Stem MS, Rao P, Lee IJ, Woodward MA, Faia LJ, Wolfe JA, Capone A Jr, Covert D, Dass AB, Drenser KA, Garretson BR, Hassan TS, Margherio A, Oh KT, Raephaelian PV, Randhawa S, Sneed S, Trese MT, Yedavally S, Williams GA, Ruby AJ. Predictors of Endophthalmitis after Intravitreal Injection: A Multivariable Analysis Based on Injection Protocol and Povidone Iodine Strength. Ophthalmology Retina (2019). doi: 10.1016/j.oret.2018.09.013.
Intravitreal injections remain the most commonly performed procedure in medicine, and the numbers continue to grow in the treatment of age-related macular degeneration, diabetic retinopathy, and retinal vein occlusion. While injections are generally low-risk, endophthalmitis remains one of the most feared complications. Several studies have been done surveying retina specialists about their injection protocol, and there remains significant variation in injection protocol even within single practices, from use of gloves and lid speculums to anesthetic protocols. The only consistently proven preventative measure is the use of povidone-iodine. Even in this regard, the exact concentration of povidone-iodine that is needed remains debated.
In this retrospective cohort study, Stem et al evaluated whether several different variations in injection protocol in their practice were associated with an increased risk of endophthalmitis. Billing codes, specifically International Classification of Diseases and Current Procedural Terminology codes, were used to identify all intravitreal injections and cases of endophthalmitis within 15 days following an intravitreal injection during a three year period from January 1, 2014 to March 31, 2017. Any bilateral same-day injections were excluded for the multivariable analysis of risk factors.
Overall, 154,198 intravitreal injections were included in the study. Fifty-eight cases of intravitreal injection-related endophthalmitis were found during this study period, or 1 in 2,659 injections. Additionally, approximately half of these cases had positive cultures.
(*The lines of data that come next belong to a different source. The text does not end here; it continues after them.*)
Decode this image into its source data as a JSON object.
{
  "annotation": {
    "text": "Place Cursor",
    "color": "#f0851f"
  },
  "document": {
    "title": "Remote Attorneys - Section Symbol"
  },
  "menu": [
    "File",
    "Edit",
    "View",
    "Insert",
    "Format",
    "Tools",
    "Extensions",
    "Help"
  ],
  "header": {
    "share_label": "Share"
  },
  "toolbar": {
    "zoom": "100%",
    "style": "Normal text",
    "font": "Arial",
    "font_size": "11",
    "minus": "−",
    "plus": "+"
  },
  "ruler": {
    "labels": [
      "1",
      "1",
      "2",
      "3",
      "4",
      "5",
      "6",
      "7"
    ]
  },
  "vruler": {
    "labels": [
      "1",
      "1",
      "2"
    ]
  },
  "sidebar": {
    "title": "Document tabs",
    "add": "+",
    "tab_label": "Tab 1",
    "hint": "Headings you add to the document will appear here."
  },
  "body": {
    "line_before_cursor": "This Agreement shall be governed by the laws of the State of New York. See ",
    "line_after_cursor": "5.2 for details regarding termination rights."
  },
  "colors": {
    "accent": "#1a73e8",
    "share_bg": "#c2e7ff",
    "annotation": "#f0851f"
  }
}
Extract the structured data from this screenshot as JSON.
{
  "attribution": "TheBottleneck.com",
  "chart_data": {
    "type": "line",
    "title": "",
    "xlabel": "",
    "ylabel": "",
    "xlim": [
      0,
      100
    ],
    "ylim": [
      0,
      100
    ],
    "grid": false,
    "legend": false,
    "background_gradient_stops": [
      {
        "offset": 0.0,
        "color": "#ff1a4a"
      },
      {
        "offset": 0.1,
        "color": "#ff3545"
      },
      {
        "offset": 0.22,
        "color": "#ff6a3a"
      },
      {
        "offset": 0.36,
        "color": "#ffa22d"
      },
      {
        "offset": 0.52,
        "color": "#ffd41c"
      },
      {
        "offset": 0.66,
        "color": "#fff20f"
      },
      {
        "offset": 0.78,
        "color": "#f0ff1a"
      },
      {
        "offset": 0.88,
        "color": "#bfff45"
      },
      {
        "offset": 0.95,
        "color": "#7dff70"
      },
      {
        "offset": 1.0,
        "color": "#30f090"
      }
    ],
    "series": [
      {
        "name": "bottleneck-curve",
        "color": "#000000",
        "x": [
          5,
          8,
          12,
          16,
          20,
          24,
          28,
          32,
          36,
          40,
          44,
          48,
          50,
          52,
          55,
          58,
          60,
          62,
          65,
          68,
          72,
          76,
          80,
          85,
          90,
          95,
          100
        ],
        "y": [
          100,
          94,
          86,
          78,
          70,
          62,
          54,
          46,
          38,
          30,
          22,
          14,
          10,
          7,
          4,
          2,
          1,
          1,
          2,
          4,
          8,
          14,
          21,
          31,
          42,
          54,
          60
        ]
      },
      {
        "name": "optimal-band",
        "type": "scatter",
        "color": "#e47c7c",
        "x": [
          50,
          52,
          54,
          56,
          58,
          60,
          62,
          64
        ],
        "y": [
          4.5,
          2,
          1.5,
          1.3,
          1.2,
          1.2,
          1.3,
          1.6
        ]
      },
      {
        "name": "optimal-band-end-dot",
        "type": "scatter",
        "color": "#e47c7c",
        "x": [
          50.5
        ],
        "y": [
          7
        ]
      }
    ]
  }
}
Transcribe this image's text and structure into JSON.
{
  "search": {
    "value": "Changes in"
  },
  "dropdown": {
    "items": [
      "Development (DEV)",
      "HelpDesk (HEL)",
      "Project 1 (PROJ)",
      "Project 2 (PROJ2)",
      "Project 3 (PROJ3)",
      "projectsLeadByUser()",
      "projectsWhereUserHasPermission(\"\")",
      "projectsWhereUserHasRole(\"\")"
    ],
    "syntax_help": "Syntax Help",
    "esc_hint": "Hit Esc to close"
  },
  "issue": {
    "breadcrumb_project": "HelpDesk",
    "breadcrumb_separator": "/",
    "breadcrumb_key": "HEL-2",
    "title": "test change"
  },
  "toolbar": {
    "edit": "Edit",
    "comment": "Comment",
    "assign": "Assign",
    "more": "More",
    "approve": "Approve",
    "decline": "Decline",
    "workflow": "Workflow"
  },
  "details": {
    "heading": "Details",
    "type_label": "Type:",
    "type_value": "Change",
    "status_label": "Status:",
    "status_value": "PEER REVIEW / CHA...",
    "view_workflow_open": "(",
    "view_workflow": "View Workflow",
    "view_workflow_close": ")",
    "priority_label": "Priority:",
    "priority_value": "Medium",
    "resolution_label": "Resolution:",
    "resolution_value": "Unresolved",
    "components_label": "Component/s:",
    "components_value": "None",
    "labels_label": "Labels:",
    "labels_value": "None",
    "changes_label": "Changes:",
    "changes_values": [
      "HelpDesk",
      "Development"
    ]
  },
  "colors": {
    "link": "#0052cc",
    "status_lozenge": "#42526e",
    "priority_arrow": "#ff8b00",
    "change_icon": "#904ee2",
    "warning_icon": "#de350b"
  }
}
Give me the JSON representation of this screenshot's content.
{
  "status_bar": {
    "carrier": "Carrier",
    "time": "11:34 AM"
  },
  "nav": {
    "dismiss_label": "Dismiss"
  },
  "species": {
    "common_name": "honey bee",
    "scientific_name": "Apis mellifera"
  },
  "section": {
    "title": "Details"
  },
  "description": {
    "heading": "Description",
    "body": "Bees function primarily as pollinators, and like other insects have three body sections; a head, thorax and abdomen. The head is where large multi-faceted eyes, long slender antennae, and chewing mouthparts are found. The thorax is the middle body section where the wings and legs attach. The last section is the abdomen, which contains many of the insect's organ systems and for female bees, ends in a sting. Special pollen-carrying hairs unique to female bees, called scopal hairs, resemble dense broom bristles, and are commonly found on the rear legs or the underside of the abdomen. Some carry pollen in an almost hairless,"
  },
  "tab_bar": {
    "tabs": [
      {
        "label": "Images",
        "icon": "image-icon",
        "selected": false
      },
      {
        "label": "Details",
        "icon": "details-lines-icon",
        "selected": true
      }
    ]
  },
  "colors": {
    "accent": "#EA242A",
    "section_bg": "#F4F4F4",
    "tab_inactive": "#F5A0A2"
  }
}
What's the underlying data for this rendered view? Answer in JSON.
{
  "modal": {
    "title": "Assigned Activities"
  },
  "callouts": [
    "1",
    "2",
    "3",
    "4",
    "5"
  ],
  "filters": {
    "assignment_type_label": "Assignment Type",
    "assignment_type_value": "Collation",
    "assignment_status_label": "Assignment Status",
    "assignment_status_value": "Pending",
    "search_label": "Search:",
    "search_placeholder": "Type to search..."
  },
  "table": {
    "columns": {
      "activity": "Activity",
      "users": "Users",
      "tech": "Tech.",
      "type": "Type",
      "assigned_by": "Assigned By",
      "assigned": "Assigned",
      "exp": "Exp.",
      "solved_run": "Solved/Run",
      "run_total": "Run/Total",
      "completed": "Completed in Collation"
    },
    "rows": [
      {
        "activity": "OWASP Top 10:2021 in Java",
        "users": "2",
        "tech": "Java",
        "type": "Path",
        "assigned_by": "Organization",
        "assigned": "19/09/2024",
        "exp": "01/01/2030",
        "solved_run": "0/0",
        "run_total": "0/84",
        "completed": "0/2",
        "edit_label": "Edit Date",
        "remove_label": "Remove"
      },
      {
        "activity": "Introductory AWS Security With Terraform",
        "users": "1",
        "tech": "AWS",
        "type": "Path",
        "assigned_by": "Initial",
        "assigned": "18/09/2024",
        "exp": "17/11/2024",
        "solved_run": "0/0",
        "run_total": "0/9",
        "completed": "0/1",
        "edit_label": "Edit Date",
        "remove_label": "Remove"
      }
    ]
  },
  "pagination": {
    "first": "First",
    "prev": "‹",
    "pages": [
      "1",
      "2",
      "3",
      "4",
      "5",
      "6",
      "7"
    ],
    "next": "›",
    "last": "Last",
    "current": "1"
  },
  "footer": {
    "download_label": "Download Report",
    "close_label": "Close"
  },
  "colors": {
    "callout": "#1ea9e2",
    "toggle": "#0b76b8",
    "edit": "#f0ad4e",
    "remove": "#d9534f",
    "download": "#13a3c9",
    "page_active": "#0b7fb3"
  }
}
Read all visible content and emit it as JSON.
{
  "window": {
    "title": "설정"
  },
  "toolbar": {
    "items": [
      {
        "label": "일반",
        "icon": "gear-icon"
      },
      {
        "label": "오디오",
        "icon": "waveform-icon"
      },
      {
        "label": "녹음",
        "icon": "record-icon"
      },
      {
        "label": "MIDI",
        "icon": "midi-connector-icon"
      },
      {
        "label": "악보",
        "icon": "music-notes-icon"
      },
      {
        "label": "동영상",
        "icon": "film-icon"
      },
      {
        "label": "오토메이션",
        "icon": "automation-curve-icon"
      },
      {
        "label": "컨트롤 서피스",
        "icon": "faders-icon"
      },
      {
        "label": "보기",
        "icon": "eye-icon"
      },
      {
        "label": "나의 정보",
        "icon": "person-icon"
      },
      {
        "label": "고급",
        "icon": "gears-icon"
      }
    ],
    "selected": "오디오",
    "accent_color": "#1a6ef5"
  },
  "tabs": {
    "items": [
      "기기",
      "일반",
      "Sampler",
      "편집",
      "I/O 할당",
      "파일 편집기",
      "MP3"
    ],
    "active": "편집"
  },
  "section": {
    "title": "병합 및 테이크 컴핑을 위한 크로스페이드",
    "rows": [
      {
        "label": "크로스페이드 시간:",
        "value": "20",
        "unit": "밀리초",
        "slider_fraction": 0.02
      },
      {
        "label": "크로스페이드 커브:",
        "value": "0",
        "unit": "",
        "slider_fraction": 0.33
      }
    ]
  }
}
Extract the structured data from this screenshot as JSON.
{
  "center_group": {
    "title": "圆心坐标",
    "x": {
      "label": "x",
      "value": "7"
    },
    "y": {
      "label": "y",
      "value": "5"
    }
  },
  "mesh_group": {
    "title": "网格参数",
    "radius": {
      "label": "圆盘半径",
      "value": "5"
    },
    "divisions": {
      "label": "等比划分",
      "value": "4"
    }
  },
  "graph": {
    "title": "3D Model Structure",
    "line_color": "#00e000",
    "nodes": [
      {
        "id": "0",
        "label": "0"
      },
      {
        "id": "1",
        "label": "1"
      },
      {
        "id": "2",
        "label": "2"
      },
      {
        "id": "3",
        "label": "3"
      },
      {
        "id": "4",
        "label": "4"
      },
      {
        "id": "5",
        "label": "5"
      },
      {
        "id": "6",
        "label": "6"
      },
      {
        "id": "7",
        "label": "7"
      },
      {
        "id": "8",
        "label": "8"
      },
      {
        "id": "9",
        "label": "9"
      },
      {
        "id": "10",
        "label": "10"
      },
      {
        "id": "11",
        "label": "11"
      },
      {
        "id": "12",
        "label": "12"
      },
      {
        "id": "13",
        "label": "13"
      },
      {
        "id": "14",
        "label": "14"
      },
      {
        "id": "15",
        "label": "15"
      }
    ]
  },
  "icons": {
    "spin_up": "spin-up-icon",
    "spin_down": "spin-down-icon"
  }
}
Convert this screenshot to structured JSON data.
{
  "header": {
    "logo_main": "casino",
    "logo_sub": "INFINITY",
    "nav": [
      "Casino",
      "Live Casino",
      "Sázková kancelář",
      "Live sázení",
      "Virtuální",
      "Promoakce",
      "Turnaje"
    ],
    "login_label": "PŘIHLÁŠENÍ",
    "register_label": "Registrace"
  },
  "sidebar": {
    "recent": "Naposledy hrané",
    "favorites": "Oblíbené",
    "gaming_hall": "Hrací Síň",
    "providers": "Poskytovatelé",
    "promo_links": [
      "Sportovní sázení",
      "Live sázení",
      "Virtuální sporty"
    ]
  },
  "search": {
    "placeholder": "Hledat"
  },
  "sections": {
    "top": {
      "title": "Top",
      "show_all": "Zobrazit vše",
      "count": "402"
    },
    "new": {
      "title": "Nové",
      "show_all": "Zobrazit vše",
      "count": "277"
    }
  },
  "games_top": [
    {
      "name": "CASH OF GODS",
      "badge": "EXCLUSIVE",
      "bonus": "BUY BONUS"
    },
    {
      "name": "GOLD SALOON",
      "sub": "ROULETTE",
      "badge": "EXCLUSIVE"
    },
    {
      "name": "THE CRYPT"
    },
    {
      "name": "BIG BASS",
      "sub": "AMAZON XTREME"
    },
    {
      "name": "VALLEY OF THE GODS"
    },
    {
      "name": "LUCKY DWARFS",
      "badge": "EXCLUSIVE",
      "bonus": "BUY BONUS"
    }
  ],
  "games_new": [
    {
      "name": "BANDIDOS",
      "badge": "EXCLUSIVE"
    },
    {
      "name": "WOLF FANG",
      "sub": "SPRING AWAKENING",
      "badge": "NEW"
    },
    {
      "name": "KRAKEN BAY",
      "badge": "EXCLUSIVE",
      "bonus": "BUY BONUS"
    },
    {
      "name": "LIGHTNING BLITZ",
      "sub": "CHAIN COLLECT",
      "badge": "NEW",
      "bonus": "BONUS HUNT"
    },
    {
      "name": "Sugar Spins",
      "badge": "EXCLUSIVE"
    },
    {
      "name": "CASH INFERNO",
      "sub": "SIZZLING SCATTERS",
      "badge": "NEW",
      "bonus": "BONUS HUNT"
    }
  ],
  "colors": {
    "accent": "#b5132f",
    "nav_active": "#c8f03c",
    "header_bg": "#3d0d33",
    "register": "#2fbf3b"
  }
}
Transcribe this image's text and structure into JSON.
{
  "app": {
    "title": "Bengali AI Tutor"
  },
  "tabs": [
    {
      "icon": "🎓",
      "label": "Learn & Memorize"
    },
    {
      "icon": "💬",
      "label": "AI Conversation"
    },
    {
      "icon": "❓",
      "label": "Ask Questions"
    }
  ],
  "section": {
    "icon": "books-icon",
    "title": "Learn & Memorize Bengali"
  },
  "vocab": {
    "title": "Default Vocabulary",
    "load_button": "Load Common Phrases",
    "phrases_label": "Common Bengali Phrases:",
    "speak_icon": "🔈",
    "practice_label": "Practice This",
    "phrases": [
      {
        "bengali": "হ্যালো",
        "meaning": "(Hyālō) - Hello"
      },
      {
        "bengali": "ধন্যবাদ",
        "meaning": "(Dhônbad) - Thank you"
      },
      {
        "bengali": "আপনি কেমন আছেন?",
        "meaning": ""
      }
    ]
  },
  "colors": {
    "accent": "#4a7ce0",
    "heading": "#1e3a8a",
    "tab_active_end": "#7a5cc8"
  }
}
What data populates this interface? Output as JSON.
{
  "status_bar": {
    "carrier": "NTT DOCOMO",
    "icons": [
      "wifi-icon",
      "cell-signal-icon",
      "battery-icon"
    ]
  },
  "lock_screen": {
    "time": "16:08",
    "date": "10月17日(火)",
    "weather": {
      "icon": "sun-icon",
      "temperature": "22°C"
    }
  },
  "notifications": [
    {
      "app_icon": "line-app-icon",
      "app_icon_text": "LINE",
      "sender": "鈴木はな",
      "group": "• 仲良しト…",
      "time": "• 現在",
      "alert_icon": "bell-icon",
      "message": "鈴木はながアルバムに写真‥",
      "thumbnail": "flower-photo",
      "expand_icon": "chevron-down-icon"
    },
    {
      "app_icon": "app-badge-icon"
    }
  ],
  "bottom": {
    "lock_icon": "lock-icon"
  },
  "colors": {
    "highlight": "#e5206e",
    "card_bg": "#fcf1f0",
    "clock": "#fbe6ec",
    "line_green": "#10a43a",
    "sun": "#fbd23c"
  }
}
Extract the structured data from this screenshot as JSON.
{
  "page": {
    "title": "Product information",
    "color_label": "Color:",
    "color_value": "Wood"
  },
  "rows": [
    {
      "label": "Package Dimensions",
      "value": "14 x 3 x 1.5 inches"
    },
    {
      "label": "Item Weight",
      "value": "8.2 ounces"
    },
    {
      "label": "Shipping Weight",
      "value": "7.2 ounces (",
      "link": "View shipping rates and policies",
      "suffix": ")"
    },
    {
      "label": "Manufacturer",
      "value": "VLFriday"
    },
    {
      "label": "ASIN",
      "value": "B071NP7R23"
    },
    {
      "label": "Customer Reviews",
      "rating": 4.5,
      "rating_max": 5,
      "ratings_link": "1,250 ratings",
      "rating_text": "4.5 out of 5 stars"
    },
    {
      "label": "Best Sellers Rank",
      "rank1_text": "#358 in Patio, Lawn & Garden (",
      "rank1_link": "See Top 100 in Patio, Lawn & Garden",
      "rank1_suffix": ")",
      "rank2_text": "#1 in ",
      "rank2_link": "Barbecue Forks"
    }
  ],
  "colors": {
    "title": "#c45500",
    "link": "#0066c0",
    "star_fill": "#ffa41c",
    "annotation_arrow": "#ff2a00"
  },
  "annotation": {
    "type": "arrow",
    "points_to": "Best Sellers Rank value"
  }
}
These results are comparable to several prior studies of endophthalmitis rates and associated culture results. Of these injections, 98,960 intravitreal injections and 40 cases of endophthalmitis were included in the multivariate logistic regression model assessing risk factors. Factors evaluated were: concentration of povidone-iodine (5% vs. 10%), use of a lid speculum, use of gloves by the injecting provider, enforcement of a no-talking policy, use of Tetravisc, lidocaine gel, or subconjunctival lidocaine, injection site, conjunctival displacement, use of topical antibiotics, and intravitreal medication. After adjusting for possible confounders, use of 2% lidocaine gel (OR: 11.28, 95% CI 3.39-37.46, p<0.001) and 0.5% Tetravisc (OR: 3.95, 95% CI 1.15-13.50, p=0.03) were risk factors for post-intravitreal injection endophthalmitis. None of the other factors evaluated were significantly associated with endophthalmitis.
Overall, this study supports the results from multiple prior studies that speculum use, injection site, conjunctival displacement, and use of topical antibiotics are not associated with an increased risk of endophthalmitis. The use of a more viscous anesthetic, such as lidocaine gel or Tetravisc, may be associated with a higher risk of endophthalmitis due to increased microbial survival. Additional studies are needed to further investigate this potential risk factor.